Lightfire likes this.
3. ### SgtWookie Expert

Jul 17, 2007
22,182
1,728
Yes, it is a Parallel circuit.
Just a couple of notes about drawing schematics in a standard way;
1) More positive voltages towards the top, more negative voltages on the bottom.
2) Inputs come from the left, outputs go towards the right.

So, your battery should be turned so that the positive terminal is on top, and moved over to the left side.
If you draw schematics in a standard format like that, it makes them easier to understand.

Some types of circuits make more sense if they are drawn in a "mirrored" fashion, such as an H-bridge or a flip-flop made out of discrete transistors, resistors and capacitors - but they are exceptions to the standard rules.
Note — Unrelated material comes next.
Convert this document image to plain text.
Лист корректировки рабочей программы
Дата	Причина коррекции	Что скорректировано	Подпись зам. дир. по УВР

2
4. ### DerStrom8 Well-Known Member

Feb 20, 2011
2,428
1,328
That is correct. You have a parallel circuit. A series circuit would look something like this, taking into account what SgtWookie suggested:

Der Strom

5. ### Lightfire Thread Starter Well-Known Member

Oct 5, 2010
690
21
Inputs come from the left, outputs go towards the right.
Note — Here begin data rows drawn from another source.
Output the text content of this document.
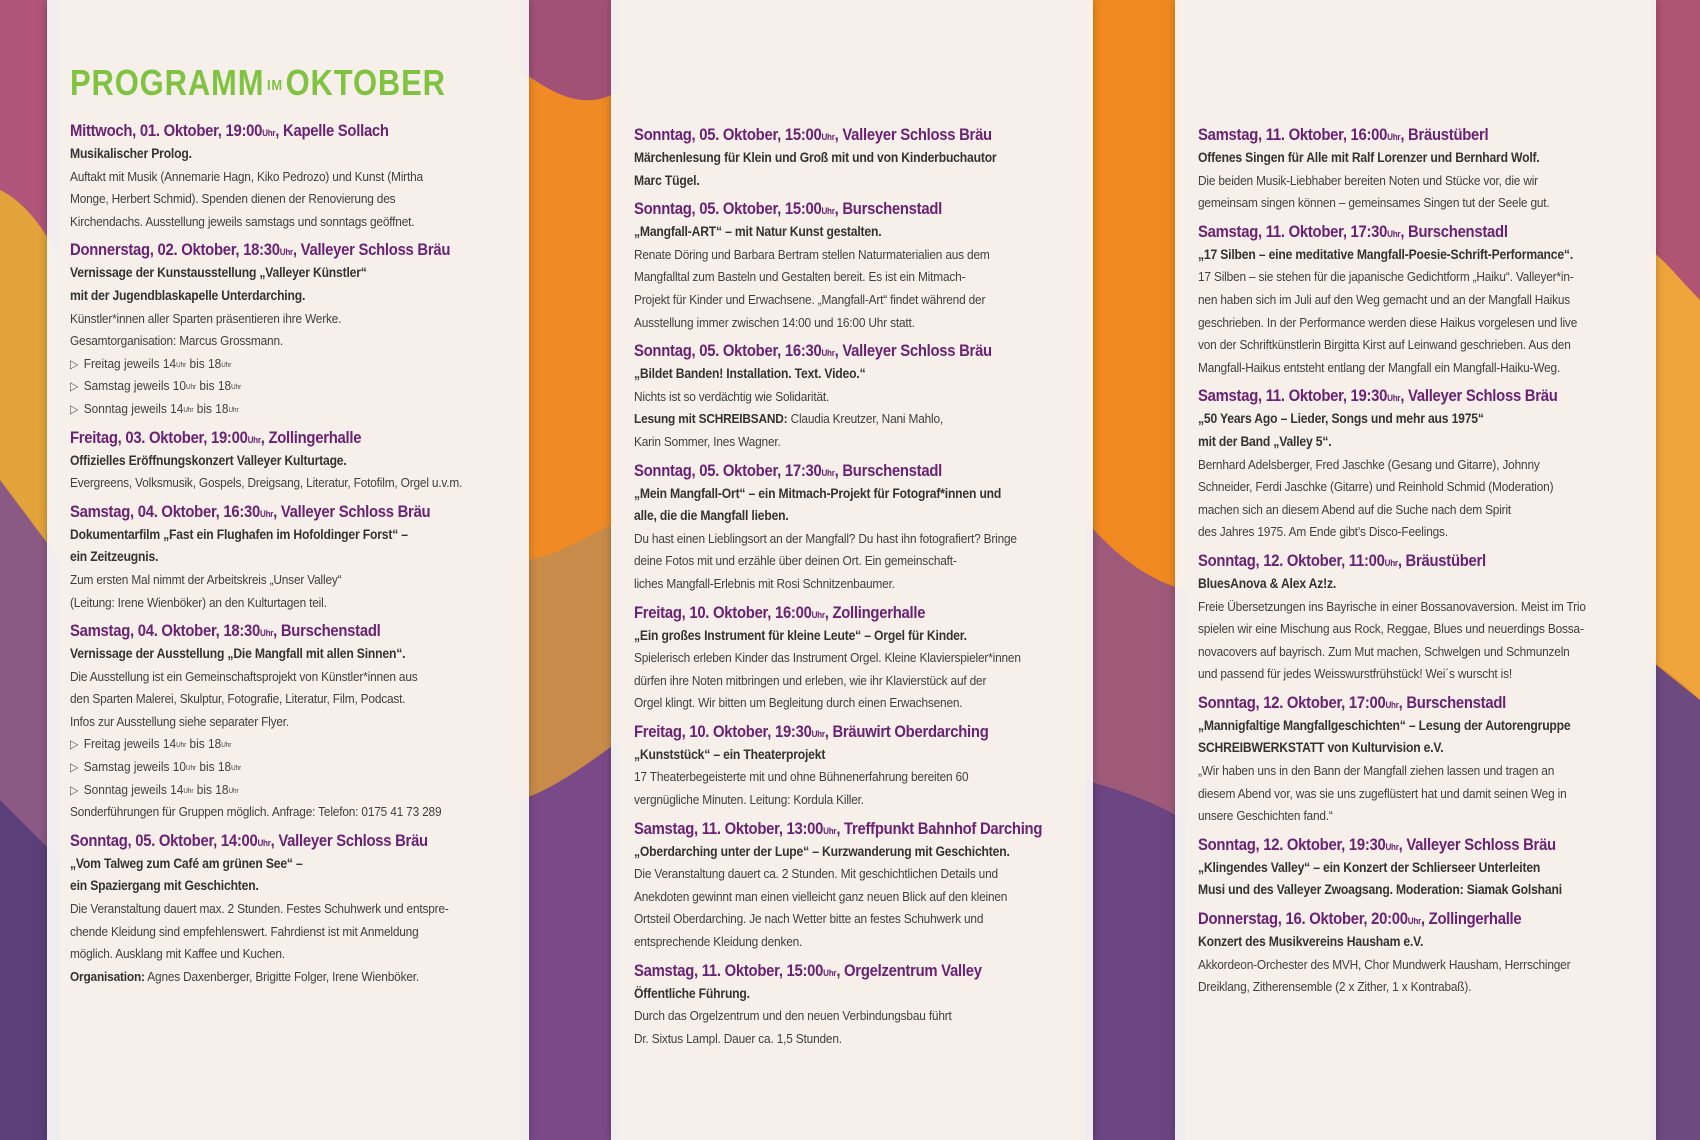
PROGRAMM $^{IM}$OKTOBER
Mittwoch, 01. Oktober, $19:00^{Uhr}$, Kapelle Sollach
Musikalischer Prolog.
Auftakt mit Musik (Annemarie Hagn, Kiko Pedrozo) und Kunst (Mirtha
Monge, Herbert Schmid). Spenden dienen der Renovierung des
Kirchendachs. Ausstellung jeweils samstags und sonntags geöffnet.
Donnerstag, 02. Oktober, $18:30^{Uhr}$, Valleyer Schloss Bräu
Vernissage der Kunstausstellung „Valleyer Künstler“
mit der Jugendblaskapelle Unterdarching.
Künstler*innen aller Sparten präsentieren ihre Werke.
Gesamtorganisation: Marcus Grossmann.
▷ Freitag jeweils $14^{Uhr}$ bis $18^{Uhr}$
▷ Samstag jeweils $10^{Uhr}$ bis $18^{Uhr}$
▷ Sonntag jeweils $14^{Uhr}$ bis $18^{Uhr}$
Freitag, 03. Oktober, $19:00^{Uhr}$, Zollingerhalle
Offizielles Eröffnungskonzert Valleyer Kulturtage.
Evergreens, Volksmusik, Gospels, Dreigsang, Literatur, Fotofilm, Orgel u.v.m.
Samstag, 04. Oktober, $16:30^{Uhr}$, Valleyer Schloss Bräu
Dokumentarfilm „Fast ein Flughafen im Hofoldinger Forst“ –
ein Zeitzeugnis.
Zum ersten Mal nimmt der Arbeitskreis „Unser Valley“
(Leitung: Irene Wienböker) an den Kulturtagen teil.
Samstag, 04. Oktober, $18:30^{Uhr}$, Burschenstadl
Vernissage der Ausstellung „Die Mangfall mit allen Sinnen“.
Die Ausstellung ist ein Gemeinschaftsprojekt von Künstler*innen aus
den Sparten Malerei, Skulptur, Fotografie, Literatur, Film, Podcast.
Infos zur Ausstellung siehe separater Flyer.
▷ Freitag jeweils $14^{Uhr}$ bis $18^{Uhr}$
▷ Samstag jeweils $10^{Uhr}$ bis $18^{Uhr}$
▷ Sonntag jeweils $14^{Uhr}$ bis $18^{Uhr}$
Sonderführungen für Gruppen möglich. Anfrage: Telefon: 0175 41 73 289
Sonntag, 05. Oktober, $14:00^{Uhr}$, Valleyer Schloss Bräu
„Vom Talweg zum Café am grünen See“ –
ein Spaziergang mit Geschichten.
Die Veranstaltung dauert max. 2 Stunden. Festes Schuhwerk und entspre-
chende Kleidung sind empfehlenswert. Fahrdienst ist mit Anmeldung
möglich. Ausklang mit Kaffee und Kuchen.
Organisation: Agnes Daxenberger, Brigitte Folger, Irene Wienböker.
Sonntag, 05. Oktober, $15:00^{Uhr}$, Valleyer Schloss Bräu
Märchenlesung für Klein und Groß mit und von Kinderbuchautor
Marc Tügel.
Sonntag, 05. Oktober, $15:00^{Uhr}$, Burschenstadl
„Mangfall-ART“ – mit Natur Kunst gestalten.
Renate Döring und Barbara Bertram stellen Naturmaterialien aus dem
Mangfalltal zum Basteln und Gestalten bereit. Es ist ein Mitmach-
Projekt für Kinder und Erwachsene. „Mangfall-Art“ findet während der
Ausstellung immer zwischen 14:00 und 16:00 Uhr statt.
Sonntag, 05. Oktober, $16:30^{Uhr}$, Valleyer Schloss Bräu
„Bildet Banden! Installation. Text. Video.“
Nichts ist so verdächtig wie Solidarität.
Lesung mit SCHREIBSAND: Claudia Kreutzer, Nani Mahlo,
Karin Sommer, Ines Wagner.
Sonntag, 05. Oktober, $17:30^{Uhr}$, Burschenstadl
„Mein Mangfall-Ort“ – ein Mitmach-Projekt für Fotograf*innen und
alle, die die Mangfall lieben.
Du hast einen Lieblingsort an der Mangfall? Du hast ihn fotografiert? Bringe
deine Fotos mit und erzähle über deinen Ort. Ein gemeinschaft-
liches Mangfall-Erlebnis mit Rosi Schnitzenbaumer.
Freitag, 10. Oktober, $16:00^{Uhr}$, Zollingerhalle
„Ein großes Instrument für kleine Leute“ – Orgel für Kinder.
Spielerisch erleben Kinder das Instrument Orgel. Kleine Klavierspieler*innen
dürfen ihre Noten mitbringen und erleben, wie ihr Klavierstück auf der
Orgel klingt. Wir bitten um Begleitung durch einen Erwachsenen.
Freitag, 10. Oktober, $19:30^{Uhr}$, Bräuwirt Oberdarching
„Kunststück“ – ein Theaterprojekt
17 Theaterbegeisterte mit und ohne Bühnenerfahrung bereiten 60
vergnügliche Minuten. Leitung: Kordula Killer.
Samstag, 11. Oktober, $13:00^{Uhr}$, Treffpunkt Bahnhof Darching
„Oberdarching unter der Lupe“ – Kurzwanderung mit Geschichten.
Die Veranstaltung dauert ca. 2 Stunden. Mit geschichtlichen Details und
Anekdoten gewinnt man einen vielleicht ganz neuen Blick auf den kleinen
Ortsteil Oberdarching. Je nach Wetter bitte an festes Schuhwerk und
entsprechende Kleidung denken.
Samstag, 11. Oktober, $15:00^{Uhr}$, Orgelzentrum Valley
Öffentliche Führung.
Durch das Orgelzentrum und den neuen Verbindungsbau führt
Dr. Sixtus Lampl. Dauer ca. 1,5 Stunden.
Samstag, 11. Oktober, $16:00^{Uhr}$, Bräustüberl
Offenes Singen für Alle mit Ralf Lorenzer und Bernhard Wolf.
Die beiden Musik-Liebhaber bereiten Noten und Stücke vor, die wir
gemeinsam singen können – gemeinsames Singen tut der Seele gut.
Samstag, 11. Oktober, $17:30^{Uhr}$, Burschenstadl
„17 Silben – eine meditative Mangfall-Poesie-Schrift-Performance“.
17 Silben – sie stehen für die japanische Gedichtform „Haiku“. Valleyer*in-
nen haben sich im Juli auf den Weg gemacht und an der Mangfall Haikus
geschrieben. In der Performance werden diese Haikus vorgelesen und live
von der Schriftkünstlerin Birgitta Kirst auf Leinwand geschrieben. Aus den
Mangfall-Haikus entsteht entlang der Mangfall ein Mangfall-Haiku-Weg.
Samstag, 11. Oktober, $19:30^{Uhr}$, Valleyer Schloss Bräu
„50 Years Ago – Lieder, Songs und mehr aus 1975“
mit der Band „Valley 5“.
Bernhard Adelsberger, Fred Jaschke (Gesang und Gitarre), Johnny
Schneider, Ferdi Jaschke (Gitarre) und Reinhold Schmid (Moderation)
machen sich an diesem Abend auf die Suche nach dem Spirit
des Jahres 1975. Am Ende gibt’s Disco-Feelings.
Sonntag, 12. Oktober, $11:00^{Uhr}$, Bräustüberl
BluesAnova & Alex Az!z.
Freie Übersetzungen ins Bayrische in einer Bossanovaversion. Meist im Trio
spielen wir eine Mischung aus Rock, Reggae, Blues und neuerdings Bossa-
novacovers auf bayrisch. Zum Mut machen, Schwelgen und Schmunzeln
und passend für jedes Weisswurstfrühstück! Wei´s wurscht is!
Sonntag, 12. Oktober, $17:00^{Uhr}$, Burschenstadl
„Mannigfaltige Mangfallgeschichten“ – Lesung der Autorengruppe
SCHREIBWERKSTATT von Kulturvision e.V.
„Wir haben uns in den Bann der Mangfall ziehen lassen und tragen an
diesem Abend vor, was sie uns zugeflüstert hat und damit seinen Weg in
unsere Geschichten fand.“
Sonntag, 12. Oktober, $19:30^{Uhr}$, Valleyer Schloss Bräu
„Klingendes Valley“ – ein Konzert der Schlierseer Unterleiten
Musi und des Valleyer Zwoagsang. Moderation: Siamak Golshani
Donnerstag, 16. Oktober, $20:00^{Uhr}$, Zollingerhalle
Konzert des Musikvereins Hausham e.V.
Akkordeon-Orchester des MVH, Chor Mundwerk Hausham, Herrschinger
Dreiklang, Zitherensemble (2 x Zither, 1 x Kontrabaß).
Yep. I just made my mine there's one in left, and there's one at right because my design in actual is like that.

P.S. @ somebody, how can you make your whole schematic colored black???

6. ### wayneh Expert

Sep 9, 2010
11,917
2,855
Your circuit doesn't really have an input or output, just a power source and a load. I'm not sure where exactly you draw a line in defining these terms, but I'd say that an input or output usually carries information, such as an audio or video signal, and not just power. An exception is a power adapter, where the input is one form of power from a source and the output is another.